I Am Whole By Arturo Contreras Mejia

There is a radial gradient with a golden center that fades into purple with text. The text reads I am whole (bold lettering). I am whole (bolder lettering). I am not deficient (light lettering). I am enough (bold lettering). I am enough for my (bold lettering) community. I am right to trust me (bold lettering). I could only lead me to where I want to go. I am whole (boldest lettering). I am efficient (boldest lettering). I am plentiful (boldest lettering).

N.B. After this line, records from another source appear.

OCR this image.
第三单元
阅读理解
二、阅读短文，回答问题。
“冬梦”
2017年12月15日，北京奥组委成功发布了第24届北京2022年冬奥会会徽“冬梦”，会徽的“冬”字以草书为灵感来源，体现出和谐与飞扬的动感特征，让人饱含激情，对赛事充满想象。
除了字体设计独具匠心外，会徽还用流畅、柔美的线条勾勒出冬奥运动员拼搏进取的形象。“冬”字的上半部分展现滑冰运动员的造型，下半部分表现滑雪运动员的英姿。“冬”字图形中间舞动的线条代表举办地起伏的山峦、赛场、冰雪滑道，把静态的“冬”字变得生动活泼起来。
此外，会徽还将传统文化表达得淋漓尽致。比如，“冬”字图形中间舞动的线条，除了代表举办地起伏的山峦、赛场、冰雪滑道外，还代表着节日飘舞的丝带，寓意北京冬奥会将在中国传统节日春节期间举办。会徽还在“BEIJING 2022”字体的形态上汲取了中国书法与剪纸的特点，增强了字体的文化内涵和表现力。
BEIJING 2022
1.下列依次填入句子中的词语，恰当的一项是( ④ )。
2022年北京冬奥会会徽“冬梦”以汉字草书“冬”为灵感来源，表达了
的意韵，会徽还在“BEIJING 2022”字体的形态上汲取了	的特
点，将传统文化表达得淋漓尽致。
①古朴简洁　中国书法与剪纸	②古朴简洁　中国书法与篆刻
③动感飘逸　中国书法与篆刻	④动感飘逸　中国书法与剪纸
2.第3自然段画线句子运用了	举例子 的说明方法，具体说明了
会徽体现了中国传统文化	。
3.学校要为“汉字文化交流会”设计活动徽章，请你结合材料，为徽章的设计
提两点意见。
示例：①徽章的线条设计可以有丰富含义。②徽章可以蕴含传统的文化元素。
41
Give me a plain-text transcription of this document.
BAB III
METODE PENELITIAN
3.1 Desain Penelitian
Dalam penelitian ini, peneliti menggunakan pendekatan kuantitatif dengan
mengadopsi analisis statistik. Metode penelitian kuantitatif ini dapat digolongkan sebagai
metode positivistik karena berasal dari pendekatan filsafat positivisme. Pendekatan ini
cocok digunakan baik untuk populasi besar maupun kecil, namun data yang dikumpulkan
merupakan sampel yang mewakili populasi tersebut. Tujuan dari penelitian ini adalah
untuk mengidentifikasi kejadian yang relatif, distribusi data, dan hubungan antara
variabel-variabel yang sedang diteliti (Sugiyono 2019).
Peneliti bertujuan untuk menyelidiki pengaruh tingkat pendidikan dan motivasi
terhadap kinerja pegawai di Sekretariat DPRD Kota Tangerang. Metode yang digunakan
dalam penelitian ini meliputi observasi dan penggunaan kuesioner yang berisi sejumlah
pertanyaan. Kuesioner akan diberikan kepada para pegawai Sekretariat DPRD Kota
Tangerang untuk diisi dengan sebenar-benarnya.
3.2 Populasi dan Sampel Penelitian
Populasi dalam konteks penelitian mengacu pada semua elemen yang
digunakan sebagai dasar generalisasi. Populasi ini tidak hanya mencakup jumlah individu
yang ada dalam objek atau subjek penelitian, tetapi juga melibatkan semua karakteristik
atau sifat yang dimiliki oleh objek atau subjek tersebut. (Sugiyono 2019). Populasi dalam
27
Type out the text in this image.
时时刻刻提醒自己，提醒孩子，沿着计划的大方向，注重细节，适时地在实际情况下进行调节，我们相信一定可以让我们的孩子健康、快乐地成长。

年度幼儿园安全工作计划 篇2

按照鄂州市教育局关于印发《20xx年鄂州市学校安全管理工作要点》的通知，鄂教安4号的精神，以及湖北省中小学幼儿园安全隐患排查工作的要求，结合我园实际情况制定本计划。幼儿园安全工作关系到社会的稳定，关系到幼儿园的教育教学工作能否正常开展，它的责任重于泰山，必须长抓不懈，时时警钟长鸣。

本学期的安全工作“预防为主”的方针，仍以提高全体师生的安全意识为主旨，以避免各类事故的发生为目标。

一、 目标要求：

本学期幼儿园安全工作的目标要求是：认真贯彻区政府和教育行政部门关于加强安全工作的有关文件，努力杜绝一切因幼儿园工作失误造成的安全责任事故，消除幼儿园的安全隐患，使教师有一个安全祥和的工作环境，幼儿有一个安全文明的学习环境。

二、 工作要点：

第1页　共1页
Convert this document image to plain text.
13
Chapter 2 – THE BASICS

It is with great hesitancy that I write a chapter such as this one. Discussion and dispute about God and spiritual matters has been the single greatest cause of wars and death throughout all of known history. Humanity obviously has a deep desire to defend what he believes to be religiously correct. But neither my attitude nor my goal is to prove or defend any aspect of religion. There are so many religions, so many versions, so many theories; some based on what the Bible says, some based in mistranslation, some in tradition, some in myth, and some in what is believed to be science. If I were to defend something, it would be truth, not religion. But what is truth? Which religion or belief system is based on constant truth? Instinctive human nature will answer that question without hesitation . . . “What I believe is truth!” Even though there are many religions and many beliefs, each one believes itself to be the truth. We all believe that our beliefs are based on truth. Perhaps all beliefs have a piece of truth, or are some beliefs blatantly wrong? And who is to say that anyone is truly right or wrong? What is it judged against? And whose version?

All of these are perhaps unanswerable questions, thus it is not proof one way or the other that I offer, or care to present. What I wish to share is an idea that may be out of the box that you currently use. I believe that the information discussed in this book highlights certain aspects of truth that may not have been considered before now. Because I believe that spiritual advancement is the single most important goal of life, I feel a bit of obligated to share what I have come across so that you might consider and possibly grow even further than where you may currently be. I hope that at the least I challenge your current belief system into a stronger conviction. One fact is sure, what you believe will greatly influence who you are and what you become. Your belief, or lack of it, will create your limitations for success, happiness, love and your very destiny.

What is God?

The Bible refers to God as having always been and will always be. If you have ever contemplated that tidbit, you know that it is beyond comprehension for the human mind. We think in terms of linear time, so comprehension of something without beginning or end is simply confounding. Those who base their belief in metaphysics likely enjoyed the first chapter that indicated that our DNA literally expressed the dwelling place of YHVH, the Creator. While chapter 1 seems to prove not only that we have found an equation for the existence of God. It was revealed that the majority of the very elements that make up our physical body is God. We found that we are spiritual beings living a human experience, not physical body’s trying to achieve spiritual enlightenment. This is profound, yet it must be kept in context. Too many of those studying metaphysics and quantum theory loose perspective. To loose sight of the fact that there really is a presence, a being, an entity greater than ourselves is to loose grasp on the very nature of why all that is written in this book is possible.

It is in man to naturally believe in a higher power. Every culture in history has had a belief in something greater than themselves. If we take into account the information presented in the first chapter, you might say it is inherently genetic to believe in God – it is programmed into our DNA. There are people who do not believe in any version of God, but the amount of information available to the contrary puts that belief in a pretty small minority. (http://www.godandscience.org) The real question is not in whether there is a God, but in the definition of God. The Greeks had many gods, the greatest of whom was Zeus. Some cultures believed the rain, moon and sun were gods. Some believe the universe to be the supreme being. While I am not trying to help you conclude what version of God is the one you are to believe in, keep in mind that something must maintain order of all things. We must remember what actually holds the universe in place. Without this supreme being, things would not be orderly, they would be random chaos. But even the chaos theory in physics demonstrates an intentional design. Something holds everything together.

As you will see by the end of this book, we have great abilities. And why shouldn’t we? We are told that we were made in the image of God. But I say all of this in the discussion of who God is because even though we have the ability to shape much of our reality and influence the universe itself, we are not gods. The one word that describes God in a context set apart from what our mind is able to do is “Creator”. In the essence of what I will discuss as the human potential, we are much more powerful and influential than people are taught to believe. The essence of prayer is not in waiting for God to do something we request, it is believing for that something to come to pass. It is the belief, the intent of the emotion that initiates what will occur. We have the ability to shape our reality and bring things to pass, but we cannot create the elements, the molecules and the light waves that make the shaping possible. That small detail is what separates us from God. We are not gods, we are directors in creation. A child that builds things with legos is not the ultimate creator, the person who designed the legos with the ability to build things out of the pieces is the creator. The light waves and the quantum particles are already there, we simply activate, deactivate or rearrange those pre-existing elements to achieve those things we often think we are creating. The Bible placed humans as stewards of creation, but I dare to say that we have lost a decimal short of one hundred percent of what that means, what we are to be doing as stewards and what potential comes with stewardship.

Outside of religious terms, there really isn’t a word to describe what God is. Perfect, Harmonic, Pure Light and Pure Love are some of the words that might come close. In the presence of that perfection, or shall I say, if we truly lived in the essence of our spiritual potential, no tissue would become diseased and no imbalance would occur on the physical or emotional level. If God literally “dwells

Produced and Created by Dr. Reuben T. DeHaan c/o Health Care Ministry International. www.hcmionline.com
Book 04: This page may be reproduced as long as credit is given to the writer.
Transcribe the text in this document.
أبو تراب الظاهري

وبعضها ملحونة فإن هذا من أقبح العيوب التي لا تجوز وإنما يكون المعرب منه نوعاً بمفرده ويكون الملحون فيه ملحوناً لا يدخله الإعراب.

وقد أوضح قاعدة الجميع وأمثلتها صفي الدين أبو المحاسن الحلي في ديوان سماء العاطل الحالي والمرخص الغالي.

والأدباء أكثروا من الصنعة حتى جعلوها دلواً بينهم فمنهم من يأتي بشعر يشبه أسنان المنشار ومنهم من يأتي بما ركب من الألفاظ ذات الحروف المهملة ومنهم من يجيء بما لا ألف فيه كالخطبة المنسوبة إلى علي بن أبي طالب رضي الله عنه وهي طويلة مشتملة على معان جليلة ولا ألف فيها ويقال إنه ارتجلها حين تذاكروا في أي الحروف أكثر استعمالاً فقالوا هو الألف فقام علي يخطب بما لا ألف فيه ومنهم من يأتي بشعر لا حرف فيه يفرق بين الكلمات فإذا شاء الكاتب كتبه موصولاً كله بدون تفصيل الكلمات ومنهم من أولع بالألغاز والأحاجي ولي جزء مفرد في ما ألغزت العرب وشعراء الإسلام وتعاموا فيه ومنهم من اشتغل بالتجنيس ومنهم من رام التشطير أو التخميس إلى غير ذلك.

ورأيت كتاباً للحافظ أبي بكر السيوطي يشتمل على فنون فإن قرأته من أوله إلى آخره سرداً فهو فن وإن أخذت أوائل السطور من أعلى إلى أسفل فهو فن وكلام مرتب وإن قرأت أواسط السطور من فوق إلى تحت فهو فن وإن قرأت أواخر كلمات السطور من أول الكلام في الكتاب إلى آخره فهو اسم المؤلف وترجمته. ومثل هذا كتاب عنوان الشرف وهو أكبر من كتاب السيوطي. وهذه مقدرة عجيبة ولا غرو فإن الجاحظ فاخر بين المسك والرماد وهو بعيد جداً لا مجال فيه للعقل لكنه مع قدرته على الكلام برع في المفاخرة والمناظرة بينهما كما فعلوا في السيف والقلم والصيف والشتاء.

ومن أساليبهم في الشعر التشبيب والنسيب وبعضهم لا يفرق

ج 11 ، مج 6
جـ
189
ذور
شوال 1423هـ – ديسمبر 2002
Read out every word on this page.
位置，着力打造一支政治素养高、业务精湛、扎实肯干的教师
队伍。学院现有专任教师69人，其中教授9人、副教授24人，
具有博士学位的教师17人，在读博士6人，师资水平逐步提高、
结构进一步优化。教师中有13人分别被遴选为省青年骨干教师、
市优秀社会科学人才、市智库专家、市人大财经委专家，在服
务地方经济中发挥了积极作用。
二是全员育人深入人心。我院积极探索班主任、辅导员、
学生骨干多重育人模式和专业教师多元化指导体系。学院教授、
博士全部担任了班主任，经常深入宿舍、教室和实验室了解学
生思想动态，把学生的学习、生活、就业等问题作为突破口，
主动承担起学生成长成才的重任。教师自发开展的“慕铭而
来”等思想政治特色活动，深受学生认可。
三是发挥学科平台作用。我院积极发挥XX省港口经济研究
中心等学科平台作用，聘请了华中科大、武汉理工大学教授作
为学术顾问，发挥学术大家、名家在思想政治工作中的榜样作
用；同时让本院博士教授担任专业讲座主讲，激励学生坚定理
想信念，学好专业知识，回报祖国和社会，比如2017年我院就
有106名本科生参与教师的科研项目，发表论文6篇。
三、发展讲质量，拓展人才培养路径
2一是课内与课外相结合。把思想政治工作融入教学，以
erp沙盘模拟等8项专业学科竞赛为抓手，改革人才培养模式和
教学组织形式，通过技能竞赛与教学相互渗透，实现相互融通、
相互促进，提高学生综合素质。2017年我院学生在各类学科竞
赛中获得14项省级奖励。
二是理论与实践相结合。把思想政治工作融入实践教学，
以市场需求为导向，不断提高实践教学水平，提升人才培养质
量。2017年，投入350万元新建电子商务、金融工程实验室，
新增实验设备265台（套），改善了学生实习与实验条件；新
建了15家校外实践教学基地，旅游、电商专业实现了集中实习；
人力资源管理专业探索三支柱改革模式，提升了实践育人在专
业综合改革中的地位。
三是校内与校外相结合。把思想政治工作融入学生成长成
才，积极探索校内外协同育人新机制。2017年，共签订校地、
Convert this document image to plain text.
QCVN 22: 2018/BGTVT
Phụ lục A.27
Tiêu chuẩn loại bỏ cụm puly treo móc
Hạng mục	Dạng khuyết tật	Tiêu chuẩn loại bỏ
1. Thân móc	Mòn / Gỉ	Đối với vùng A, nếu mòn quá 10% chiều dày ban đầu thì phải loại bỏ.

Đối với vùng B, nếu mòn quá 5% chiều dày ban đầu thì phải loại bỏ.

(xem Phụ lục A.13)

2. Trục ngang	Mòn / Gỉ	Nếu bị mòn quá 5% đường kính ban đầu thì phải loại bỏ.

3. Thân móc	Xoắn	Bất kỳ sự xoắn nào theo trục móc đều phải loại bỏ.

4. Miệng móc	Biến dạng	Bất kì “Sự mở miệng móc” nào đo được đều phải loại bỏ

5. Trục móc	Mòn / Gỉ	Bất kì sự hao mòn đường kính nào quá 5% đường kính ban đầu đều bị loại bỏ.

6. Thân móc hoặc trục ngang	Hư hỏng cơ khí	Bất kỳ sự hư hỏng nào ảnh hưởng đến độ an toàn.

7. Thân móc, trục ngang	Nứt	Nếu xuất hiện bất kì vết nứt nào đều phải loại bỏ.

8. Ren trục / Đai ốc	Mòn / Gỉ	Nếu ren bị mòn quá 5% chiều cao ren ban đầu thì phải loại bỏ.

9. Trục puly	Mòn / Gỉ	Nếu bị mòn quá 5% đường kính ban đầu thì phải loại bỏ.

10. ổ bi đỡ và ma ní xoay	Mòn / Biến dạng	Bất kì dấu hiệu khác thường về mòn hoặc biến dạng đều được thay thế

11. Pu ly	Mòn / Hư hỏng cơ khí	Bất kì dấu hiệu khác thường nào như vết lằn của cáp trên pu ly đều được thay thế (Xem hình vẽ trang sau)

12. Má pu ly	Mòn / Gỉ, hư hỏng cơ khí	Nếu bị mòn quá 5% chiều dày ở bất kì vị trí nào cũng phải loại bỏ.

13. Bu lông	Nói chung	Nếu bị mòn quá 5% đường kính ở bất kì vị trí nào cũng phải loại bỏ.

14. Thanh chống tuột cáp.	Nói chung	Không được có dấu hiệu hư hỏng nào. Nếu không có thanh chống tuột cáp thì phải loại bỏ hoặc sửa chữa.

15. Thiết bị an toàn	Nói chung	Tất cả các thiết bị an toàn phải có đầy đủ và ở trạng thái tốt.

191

Image Description: Arturo is standing on the left of the picture, in front of a telephone pole with his arms crossed. He is wearing a pink hoodie, jeans, and sunglasses. He has a serious bearded face. To the right, is a plentiful cactus plant. Behind a gas station that reads “kinda tropical”.

Arturo’s Story

Being diagnosed with ADHD as an adult is weird. Suddenly so much of your life makes sense, like now I know why I always forget something at home when I’m about to leave. But the other thought that would enter my brain is that I was not enough. I would think this because I would fall short. I always over promise but underdeliver. There was always this nagging voice at the back of my head telling me that what I was doing was wrong, that I was not giving enough, that of course life is going terribly because I thought I knew what was best.

All of those things were untrue. I knew then and I know now that its not true.

To combat this I would face them head on. I tell myself that I am enough, that I am right and that I know where I want to go in life. ADHD is not a hinderence. It is not an unbeatable monster. ADHD is a friend that tells you EVERYTHING. ADHD tells you; what you are stressed about, because you (I) avoid it and get anxious about it; where you can find happiness, because you will be obsessed with it; what you don’t like, it calls attention to the things you like (day dreaming). 

I have ADHD. But it is not who I am. I am whole. I am a person. A person who is enough. A person who adds value. A person who loves ,cries, and thinks. ADHD is a part of me, a part that I have struggled to come to terms with. But, the ADHD is not going to go away and neither am I. 

My ADHD makes me feel empowered. I have the power to think about many things at once, to see details that others skip over, connect with lots of people because of my never ending thirst for knowledge and the dopamine that comes with learning. But aside from my own actions it is my community that supports and empowers me. Like IDJ empowers me to share my experience, allowing me to fill a me-shaped hole in my community. Spaces that allow creatives to work, are empowering because it tell me that someone wants to hear our story, see our point of view. 

What does not make me feel supported are the suspiciously low number of callbacks I receive when I self identify as having a disability. What does not make me feel empowered is the stripping of our Universities majors to “better reflect the job market”. The market does not make me feel supported, because there was a time when mental asylums where the solution the market dictated. 

Investing in people and programs to let people express themselves , no matter how difficult the truth, will always be more supporting than pretending that people with disabilities don’t exist. The difficult truth is that everyone in their life will at some point experience disability. We need to support and empower those of us who are disabled now, so that when we are disabled we can work together and find out. What that looks like is investing in these communities, investing in their voices, and making sure to keep those voices at the decision making tables.

About the Author

Arturo is standing on the left of the picture, in front of a telephone pole with his arms crossed. He is wearing a pink hoodie, jeans, and sunglasses. He has a serious bearded face. To the right, is a plentiful cactus plant. Behind a gas station that reads “kinda tropical”.

Image Description: Arturo is standing on the left of the picture, in front of a telephone pole with his arms crossed. He is wearing a pink hoodie, jeans, and sunglasses. He has a serious bearded face. To the right, is a plentiful cactus plant. Behind a gas station that reads “kinda tropical”.

Arturo Contreras Mejia is a 27-year-old Mexican Man. He is currently a student at IUPUI studying digital marketing. Arturo is an Indianapolis creative. In his free time, Arturo enjoys spending time with his loved ones.